Josephine Baker - Bad Girls Throughout History: 100 Remarkable Women Who Changed the World - Ann Shen

Bad Girls Throughout History: 100 Remarkable Women Who Changed the World - Ann Shen (2016)

Josephine Baker

Black Pearl. Bronze Venus. Creole Goddess. These are just some of the names that showgirl, activist, and spy Josephine Baker (1906-1975) was given in her life. Born into poverty in St. Louis, Baker was on her own at thirteen and danced her way onto the chorus lines of Broadway, quickly followed by the Paris revues. She had a pet cheetah named Chiquita who wore a diamond collar and paraded around the stage during her acts. France loved Josephine Baker, and she became a huge star on the stage and screen. Her influence in Europe was so big that the French government asked her to work as a spy for the Allies during World War II—just by socializing as she did at high-level parties with German, Italian, and Japanese officials. She carried secret notes written in invisible ink on her music sheets as she freely toured across borders.
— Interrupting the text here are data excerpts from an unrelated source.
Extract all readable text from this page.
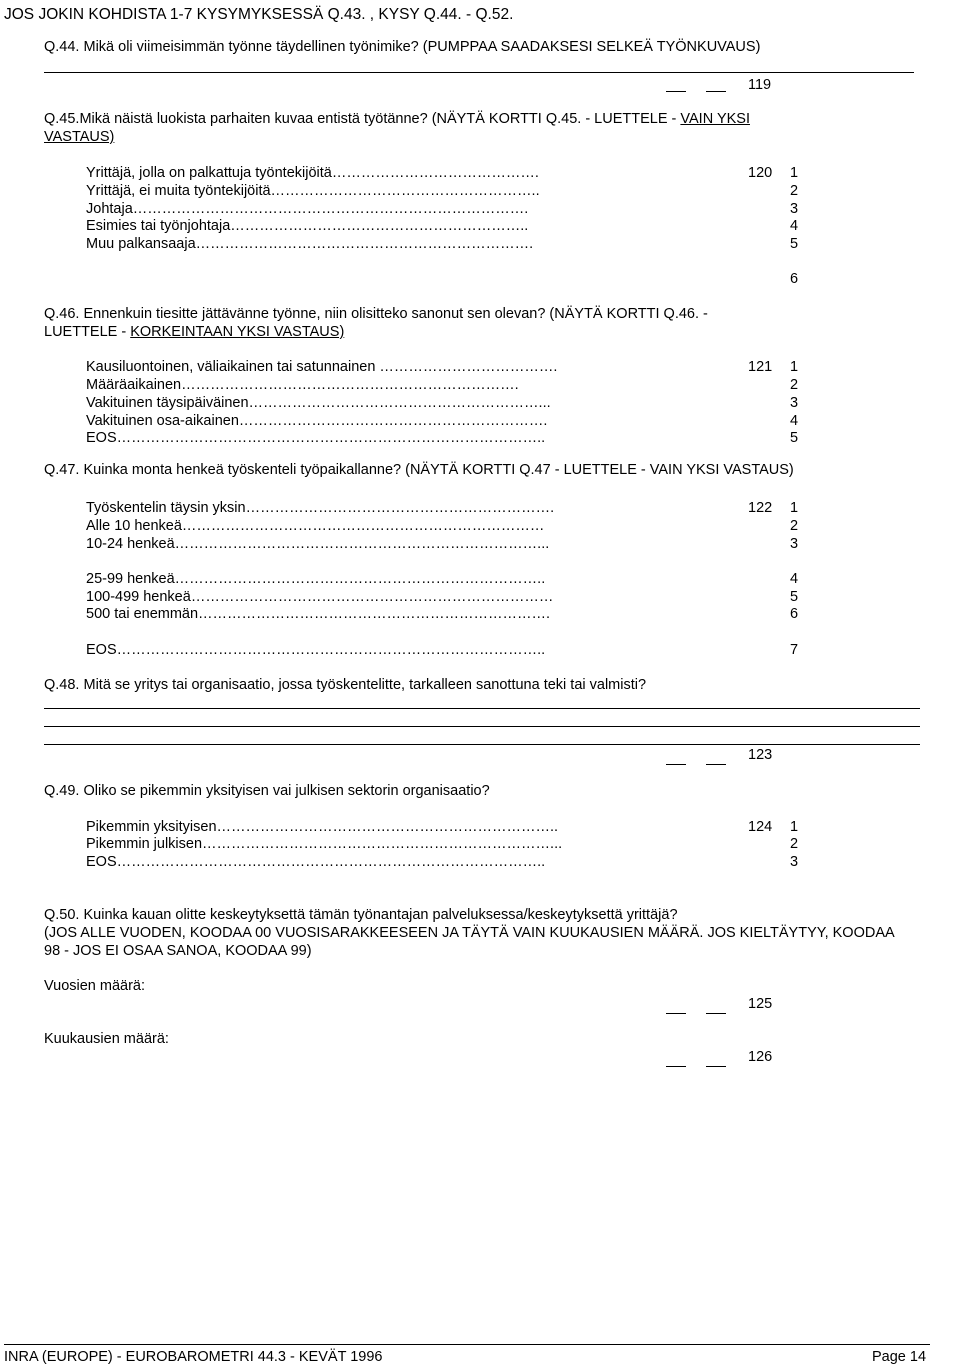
JOS JOKIN KOHDISTA 1-7 KYSYMYKSESSÄ Q.43. , KYSY Q.44. - Q.52.
Q.44. Mikä oli viimeisimmän työnne täydellinen työnimike? (PUMPPAA SAADAKSESI SELKEÄ TYÖNKUVAUS)
119
Q.45.Mikä näistä luokista parhaiten kuvaa entistä työtänne? (NÄYTÄ KORTTI Q.45. - LUETTELE - VAIN YKSI
VASTAUS)
Yrittäjä, jolla on palkattuja työntekijöitä…………………………………….
Yrittäjä, ei muita työntekijöitä………………………………………………..
Johtaja……………………………………………………………………….
Esimies tai työnjohtaja……………………………………………………..
Muu palkansaaja…………………………………………………………….
120 1
2
3
4
5
6
Q.46. Ennenkuin tiesitte jättävänne työnne, niin olisitteko sanonut sen olevan? (NÄYTÄ KORTTI Q.46. -
LUETTELE - KORKEINTAAN YKSI VASTAUS)
Kausiluontoinen, väliaikainen tai satunnainen ……………………………….
Määräaikainen…………………………………………………………….
Vakituinen täysipäiväinen……………………………………………………...
Vakituinen osa-aikainen……………………………………………………….
EOS……………………………………………………………………………..
121 1
2
3
4
5
Q.47. Kuinka monta henkeä työskenteli työpaikallanne? (NÄYTÄ KORTTI Q.47 - LUETTELE - VAIN YKSI VASTAUS)
Työskentelin täysin yksin……………………………………………………….
Alle 10 henkeä…………………………………………………………………
10-24 henkeä…………………………………………………………………...
25-99 henkeä…………………………………………………………………..
100-499 henkeä…………………………………………………………………
500 tai enemmän……………………………………………………………….
EOS……………………………………………………………………………..
122 1
2
3
4
5
6
7
Q.48. Mitä se yritys tai organisaatio, jossa työskentelitte, tarkalleen sanottuna teki tai valmisti?
123
Q.49. Oliko se pikemmin yksityisen vai julkisen sektorin organisaatio?
Pikemmin yksityisen……………………………………………………………..
Pikemmin julkisen………………………………………………………………...
EOS……………………………………………………………………………..
124 1
2
3
Q.50. Kuinka kauan olitte keskeytyksettä tämän työnantajan palveluksessa/keskeytyksettä yrittäjä?
(JOS ALLE VUODEN, KOODAA 00 VUOSISARAKKEESEEN JA TÄYTÄ VAIN KUUKAUSIEN MÄÄRÄ. JOS KIELTÄYTYY, KOODAA
98 - JOS EI OSAA SANOA, KOODAA 99)
Vuosien määrä:
125
Kuukausien määrä:
126
INRA (EUROPE) - EUROBAROMETRI 44.3 - KEVÄT 1996	Page 14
When she returned to America for a performance at a New York club, she was enraged by the segregation laws still in place. She became a civil rights leader and marched alongside Martin Luther King, Jr., in the March on Washington. She was the only official female speaker that day. After King was assassinated, his widow, Coretta Scott King, asked Baker to lead the movement—but Baker declined, stating that her children were too young to lose their mother. To fulfill her dream of showing the world that people of different ethnicities and religions can live in peace, Baker adopted twelve children from different countries, forming a family she would come to call her “rainbow tribe,” and raised them in her French castle, Château des Milandes.